Executing a program from a file requires action from the kernel. This is done as part of the execve
system call. The kernel needs to verify the file permissions, free the resources (memory, etc.) associated to the executable file currently running in the calling process, allocate resources for the new executable file, and transfer control to the new program (and more things that I won't mention). The execve
system call replaces the code of the currently running process; there's a separate system call fork
to create a new process.
In order to do this, the kernel has to support the format of the executable file. This file has to contain machine code, organized in a way that the kernel understands. A shell script doesn't contain machine code, so it can't be executed this way.

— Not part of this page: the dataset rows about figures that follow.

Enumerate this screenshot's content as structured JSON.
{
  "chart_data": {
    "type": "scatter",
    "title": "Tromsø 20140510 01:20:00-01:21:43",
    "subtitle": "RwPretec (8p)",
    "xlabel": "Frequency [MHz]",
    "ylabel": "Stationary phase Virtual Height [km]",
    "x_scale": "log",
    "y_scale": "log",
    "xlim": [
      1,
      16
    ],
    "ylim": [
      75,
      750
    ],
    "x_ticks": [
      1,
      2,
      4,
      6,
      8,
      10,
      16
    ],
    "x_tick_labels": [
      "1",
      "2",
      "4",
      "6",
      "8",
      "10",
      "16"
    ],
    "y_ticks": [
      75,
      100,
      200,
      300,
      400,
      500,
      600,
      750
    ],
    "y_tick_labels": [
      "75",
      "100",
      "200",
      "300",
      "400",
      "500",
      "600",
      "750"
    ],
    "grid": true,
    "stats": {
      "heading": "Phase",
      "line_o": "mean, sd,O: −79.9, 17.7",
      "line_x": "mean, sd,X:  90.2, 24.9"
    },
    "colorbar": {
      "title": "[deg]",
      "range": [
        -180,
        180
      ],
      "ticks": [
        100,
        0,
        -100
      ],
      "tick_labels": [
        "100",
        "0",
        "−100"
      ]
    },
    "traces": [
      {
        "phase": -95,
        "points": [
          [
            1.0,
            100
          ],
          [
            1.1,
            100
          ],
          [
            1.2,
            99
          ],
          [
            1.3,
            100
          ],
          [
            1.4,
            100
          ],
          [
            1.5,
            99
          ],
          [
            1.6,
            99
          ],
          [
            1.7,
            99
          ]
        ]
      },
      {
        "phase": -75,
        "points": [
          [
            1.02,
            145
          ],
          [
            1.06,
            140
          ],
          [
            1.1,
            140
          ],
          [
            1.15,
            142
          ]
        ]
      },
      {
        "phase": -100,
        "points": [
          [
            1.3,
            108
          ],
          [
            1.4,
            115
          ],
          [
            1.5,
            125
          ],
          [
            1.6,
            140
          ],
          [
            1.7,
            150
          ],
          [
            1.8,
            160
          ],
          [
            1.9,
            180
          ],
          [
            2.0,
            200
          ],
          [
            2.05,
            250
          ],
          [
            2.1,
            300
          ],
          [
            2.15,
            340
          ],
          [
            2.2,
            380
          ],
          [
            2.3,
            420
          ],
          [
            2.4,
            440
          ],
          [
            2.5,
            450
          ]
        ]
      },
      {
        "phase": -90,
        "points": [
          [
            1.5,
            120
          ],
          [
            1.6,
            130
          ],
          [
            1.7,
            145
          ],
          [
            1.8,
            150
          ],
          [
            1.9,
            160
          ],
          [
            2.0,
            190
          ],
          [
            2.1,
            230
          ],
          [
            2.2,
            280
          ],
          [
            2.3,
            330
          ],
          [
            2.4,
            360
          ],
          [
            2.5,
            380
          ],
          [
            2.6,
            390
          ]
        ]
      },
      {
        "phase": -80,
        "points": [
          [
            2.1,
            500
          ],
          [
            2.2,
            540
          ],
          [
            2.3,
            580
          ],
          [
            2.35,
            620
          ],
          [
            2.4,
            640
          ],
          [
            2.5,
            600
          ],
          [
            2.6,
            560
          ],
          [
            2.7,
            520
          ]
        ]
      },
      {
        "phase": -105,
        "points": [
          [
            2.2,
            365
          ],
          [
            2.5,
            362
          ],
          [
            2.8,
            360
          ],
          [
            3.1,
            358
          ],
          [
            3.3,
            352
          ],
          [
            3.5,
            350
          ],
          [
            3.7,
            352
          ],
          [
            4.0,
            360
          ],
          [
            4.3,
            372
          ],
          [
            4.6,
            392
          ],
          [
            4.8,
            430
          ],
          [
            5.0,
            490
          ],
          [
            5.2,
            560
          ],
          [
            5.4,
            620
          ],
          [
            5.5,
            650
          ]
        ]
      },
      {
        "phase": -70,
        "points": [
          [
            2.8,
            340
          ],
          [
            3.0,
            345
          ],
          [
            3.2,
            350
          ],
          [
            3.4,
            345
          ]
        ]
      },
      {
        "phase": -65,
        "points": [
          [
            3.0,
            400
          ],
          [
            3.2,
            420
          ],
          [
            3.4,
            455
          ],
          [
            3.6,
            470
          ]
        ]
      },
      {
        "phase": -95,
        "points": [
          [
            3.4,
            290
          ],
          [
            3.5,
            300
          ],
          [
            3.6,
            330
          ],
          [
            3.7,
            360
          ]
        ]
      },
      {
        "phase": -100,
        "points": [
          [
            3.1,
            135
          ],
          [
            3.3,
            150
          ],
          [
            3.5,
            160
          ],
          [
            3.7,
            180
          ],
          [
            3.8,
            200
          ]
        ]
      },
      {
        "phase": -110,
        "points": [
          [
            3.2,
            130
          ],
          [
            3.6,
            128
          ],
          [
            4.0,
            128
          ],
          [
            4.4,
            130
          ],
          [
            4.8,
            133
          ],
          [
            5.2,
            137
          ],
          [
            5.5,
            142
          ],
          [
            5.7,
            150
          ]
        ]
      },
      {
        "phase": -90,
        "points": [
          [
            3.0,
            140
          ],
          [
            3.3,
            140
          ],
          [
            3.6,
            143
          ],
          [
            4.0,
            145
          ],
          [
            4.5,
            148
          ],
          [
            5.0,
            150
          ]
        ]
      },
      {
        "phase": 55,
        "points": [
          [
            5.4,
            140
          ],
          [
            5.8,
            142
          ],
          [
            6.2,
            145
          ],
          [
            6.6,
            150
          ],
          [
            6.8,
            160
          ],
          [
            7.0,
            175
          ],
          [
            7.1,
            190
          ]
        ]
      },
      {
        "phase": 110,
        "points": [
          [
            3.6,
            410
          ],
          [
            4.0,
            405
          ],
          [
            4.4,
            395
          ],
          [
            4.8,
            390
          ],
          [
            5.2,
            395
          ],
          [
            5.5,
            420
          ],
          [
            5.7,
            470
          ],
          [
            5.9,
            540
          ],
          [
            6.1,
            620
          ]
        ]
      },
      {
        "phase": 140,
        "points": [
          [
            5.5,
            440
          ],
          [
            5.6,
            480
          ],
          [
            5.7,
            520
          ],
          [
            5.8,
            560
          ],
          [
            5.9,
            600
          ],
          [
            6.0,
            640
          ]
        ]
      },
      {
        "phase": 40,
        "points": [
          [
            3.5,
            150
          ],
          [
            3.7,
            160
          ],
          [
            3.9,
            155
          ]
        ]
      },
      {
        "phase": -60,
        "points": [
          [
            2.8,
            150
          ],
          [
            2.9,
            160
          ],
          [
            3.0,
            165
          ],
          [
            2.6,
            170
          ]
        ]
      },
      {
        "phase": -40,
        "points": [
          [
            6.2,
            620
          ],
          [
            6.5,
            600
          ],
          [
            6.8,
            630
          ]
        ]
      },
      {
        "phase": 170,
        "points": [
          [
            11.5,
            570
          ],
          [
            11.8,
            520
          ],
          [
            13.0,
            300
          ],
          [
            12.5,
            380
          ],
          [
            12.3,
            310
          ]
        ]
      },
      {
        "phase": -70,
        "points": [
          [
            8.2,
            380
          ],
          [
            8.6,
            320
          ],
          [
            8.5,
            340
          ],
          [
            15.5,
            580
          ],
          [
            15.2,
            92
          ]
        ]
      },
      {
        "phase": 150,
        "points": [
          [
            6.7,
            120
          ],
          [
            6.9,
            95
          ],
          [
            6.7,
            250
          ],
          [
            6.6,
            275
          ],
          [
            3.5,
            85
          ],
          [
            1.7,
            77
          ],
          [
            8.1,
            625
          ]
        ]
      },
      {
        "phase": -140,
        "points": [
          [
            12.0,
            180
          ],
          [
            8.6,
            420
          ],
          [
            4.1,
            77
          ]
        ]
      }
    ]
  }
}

The shebang mechanism allows the kernel to defer the task of interpreting the code to another program. When the kernel sees that the executable file begins with #!

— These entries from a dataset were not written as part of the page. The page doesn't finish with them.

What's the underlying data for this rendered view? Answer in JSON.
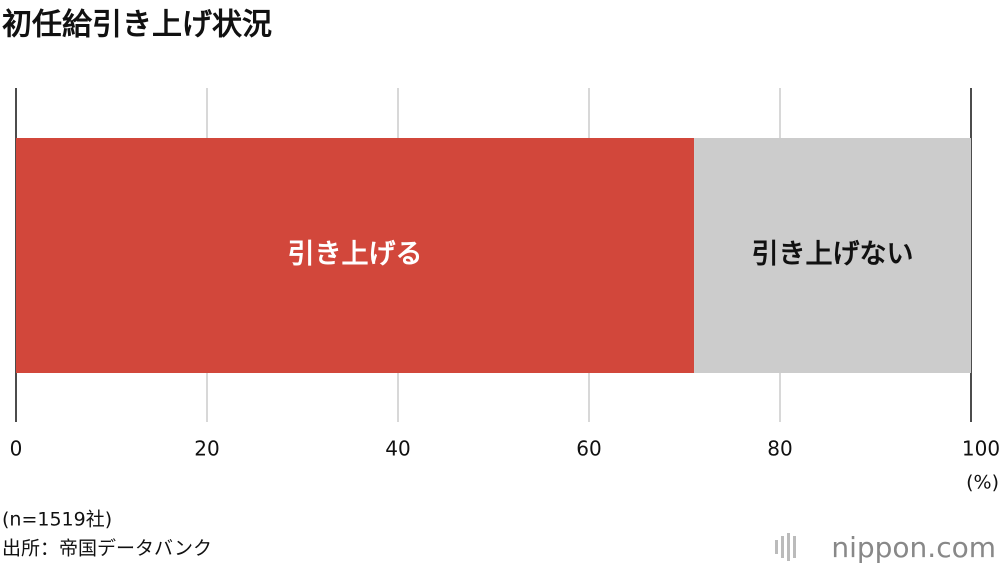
{
  "chart_data": {
    "type": "stacked_barh",
    "title": "初任給引き上げ状況",
    "categories": [
      null
    ],
    "series": [
      {
        "name": "引き上げる",
        "color": "#d2473b",
        "values": [
          71
        ]
      },
      {
        "name": "引き上げない",
        "color": "#cccccc",
        "values": [
          29
        ]
      }
    ],
    "xlim": [
      0,
      100
    ],
    "xticks": [
      0,
      20,
      40,
      60,
      80,
      100
    ],
    "xlabel": "(%)",
    "grid": true,
    "notes": [
      "(n=1519社)",
      "出所：帝国データバンク"
    ],
    "logo": "nippon.com"
  }
}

, it reads the next few characters and interprets the first line of the file (minus the leading #!
and optional space) as a path to another file (plus arguments, which I won't discuss here). When the kernel is told to execute the file /my/script
, and it sees that the file begins with the line #!/some/interpreter
, the kernel executes /some/interpreter
with the argument /my/script
. It's then up to /some/interpreter
to decide that /my/script
is a script file that it should execute.
What if a file neither contains native code in a format that the kernel understands, and does not start with a shebang? Well, then the file isn't executable, and the execve
system call fails with the error code ENOEXEC
(Executable format error).
This could be the end of the story, but most shells implement a fallback feature. If the kernel returns ENOEXEC
, the shell looks at the content of the file and checks whether it looks like a shell script. If the shell thinks the file looks like a shell script, it executes it by itself. The details of how it does this depends on the shell. You can see some of what's happening by adding ps $$
in your script, and more by watching the process with strace -p1234 -f -eprocess
where 1234 is the PID of the shell.
In bash, this fallback mechanism is implemented by calling fork
but not execve
. The child bash process clears its internal state by itself and opens the new script file to run it. Therefore the process that runs the script is still using the original bash code image and the original command line arguments passed when you invoked bash originally. ATT ksh behaves in the same way.
% bash --norc
bash-4.3$ ./foo.sh
PID TTY STAT TIME COMMAND
21913 pts/2 S+ 0:00 bash --norc
Dash, in contrast, reacts to ENOEXEC
by calling /bin/sh
with the path to the script passed as an argument. In other words, when you execute a shebangless script from dash, it behaves as if the script had a shebang line with #!/bin/sh
. Mksh and zsh behave in the same way.
% dash
$ ./foo.sh
PID TTY STAT TIME COMMAND
21427 pts/2 S+ 0:00 /bin/sh ./foo.sh